Is the Idea of Derivative Authority a Delusion?
Cross and Judisch state their objective for the next section of their paper in the following words:
We showed above how Mathison argued that the proponents of solo scriptura do not recognize the secondary (or derived) authority of the Church and of the creeds. But here we want to show that Mathison’s own position is essentially equivalent to the denial of secondary authority.
They explain:
Mathison claims here that the authority of the creeds and other judgments of the Church “derives from and depends upon their conformity with the inherently authoritative Word of God.” But recall that according to Mathison, all appeals to Scripture are appeals to interpretations of Scripture. Therefore, the notion that the authority of the creeds and other judgments of the Church “derives from and depends upon their conformity with the inherently authoritative Word of God” entails that the authority of creeds and other judgments of the Church depends upon their sufficient conformity to the individual’s interpretation of Scripture. In other words, Mathison’s position entails that the creeds and other judgments of the Church are ‘authoritative’ only insofar as they agree with the individual’s interpretation of Scripture.
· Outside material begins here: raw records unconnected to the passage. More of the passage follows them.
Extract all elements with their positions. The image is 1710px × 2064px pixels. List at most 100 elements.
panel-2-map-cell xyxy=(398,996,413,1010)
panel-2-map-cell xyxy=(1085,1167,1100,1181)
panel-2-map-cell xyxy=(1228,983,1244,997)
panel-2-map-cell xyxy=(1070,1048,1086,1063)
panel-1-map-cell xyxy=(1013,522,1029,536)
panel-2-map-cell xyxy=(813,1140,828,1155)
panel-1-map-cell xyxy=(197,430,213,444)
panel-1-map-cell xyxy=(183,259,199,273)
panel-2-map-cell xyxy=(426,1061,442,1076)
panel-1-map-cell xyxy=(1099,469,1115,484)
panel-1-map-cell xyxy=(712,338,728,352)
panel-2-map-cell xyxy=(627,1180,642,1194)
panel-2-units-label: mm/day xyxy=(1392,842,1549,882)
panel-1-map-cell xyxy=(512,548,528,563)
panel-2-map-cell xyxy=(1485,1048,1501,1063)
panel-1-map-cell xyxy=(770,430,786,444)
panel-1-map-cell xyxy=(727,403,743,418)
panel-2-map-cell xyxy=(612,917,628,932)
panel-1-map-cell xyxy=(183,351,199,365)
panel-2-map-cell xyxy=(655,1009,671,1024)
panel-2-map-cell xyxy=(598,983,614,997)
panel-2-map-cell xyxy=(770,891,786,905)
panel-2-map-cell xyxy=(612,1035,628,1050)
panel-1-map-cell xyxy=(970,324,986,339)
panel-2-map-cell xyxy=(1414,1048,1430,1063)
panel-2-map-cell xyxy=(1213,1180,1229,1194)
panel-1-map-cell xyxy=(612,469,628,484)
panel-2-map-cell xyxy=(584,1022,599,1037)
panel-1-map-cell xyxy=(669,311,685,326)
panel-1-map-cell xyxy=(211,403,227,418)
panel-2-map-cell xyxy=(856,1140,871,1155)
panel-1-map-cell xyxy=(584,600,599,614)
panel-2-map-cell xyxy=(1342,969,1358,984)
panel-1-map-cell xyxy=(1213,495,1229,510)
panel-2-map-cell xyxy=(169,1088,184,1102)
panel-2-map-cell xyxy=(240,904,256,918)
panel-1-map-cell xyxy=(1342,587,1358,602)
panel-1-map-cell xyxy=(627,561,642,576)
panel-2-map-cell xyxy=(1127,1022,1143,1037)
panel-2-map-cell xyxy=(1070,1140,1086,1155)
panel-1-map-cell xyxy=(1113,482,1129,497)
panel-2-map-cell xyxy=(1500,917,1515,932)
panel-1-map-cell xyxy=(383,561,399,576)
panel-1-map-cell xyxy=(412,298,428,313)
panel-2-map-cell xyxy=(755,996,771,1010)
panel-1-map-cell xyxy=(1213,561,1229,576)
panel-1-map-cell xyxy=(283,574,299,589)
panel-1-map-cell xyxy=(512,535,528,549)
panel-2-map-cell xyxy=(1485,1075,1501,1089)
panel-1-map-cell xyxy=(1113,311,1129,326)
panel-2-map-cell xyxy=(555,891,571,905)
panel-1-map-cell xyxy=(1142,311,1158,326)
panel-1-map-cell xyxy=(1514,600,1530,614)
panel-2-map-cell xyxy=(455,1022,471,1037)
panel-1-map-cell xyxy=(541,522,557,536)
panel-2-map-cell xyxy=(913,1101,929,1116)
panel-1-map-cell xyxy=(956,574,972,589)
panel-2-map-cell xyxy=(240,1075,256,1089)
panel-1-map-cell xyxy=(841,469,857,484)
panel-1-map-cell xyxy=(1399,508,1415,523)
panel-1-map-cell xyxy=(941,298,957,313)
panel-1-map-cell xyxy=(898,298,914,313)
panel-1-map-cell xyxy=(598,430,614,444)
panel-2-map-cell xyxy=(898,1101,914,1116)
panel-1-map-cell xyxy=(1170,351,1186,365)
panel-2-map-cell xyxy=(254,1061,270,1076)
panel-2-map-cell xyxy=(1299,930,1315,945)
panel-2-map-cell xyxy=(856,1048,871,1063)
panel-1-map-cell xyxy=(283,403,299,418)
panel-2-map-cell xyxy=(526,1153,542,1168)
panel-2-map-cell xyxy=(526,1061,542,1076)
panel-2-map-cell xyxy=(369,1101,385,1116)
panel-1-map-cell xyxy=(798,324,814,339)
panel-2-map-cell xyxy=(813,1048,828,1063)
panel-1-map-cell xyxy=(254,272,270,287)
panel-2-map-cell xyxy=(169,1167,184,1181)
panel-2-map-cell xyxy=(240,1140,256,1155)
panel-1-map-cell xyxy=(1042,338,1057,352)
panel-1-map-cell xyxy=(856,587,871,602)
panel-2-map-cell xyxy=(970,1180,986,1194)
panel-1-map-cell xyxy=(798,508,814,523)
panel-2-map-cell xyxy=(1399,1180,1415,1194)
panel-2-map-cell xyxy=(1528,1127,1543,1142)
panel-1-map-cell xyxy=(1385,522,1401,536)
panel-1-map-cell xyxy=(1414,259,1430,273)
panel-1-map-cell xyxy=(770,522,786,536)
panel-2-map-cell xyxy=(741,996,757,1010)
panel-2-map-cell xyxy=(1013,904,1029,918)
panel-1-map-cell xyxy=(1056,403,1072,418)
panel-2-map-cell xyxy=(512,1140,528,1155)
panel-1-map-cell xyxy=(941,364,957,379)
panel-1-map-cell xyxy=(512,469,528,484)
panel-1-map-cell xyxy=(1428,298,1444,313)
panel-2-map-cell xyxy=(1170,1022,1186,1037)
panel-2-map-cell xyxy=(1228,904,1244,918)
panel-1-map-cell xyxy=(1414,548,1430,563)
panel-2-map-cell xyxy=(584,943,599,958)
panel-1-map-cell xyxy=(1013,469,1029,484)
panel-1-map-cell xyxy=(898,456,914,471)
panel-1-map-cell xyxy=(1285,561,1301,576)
No, as we observed above, the fact that all communication involves interpretation does not automatically change the locus of authority. To repeat, if Jesus is speaking to you, the fact that you have to interpret his words, does not mean that you are a higher authority than Jesus. If you are a soldier in the army listening to orders from your commanding officer, the fact that you have to interpret his words does not mean you are a higher authority than your commander. Furthermore, if you reject your commanding officer’s words, that does not mean that his authority is not real.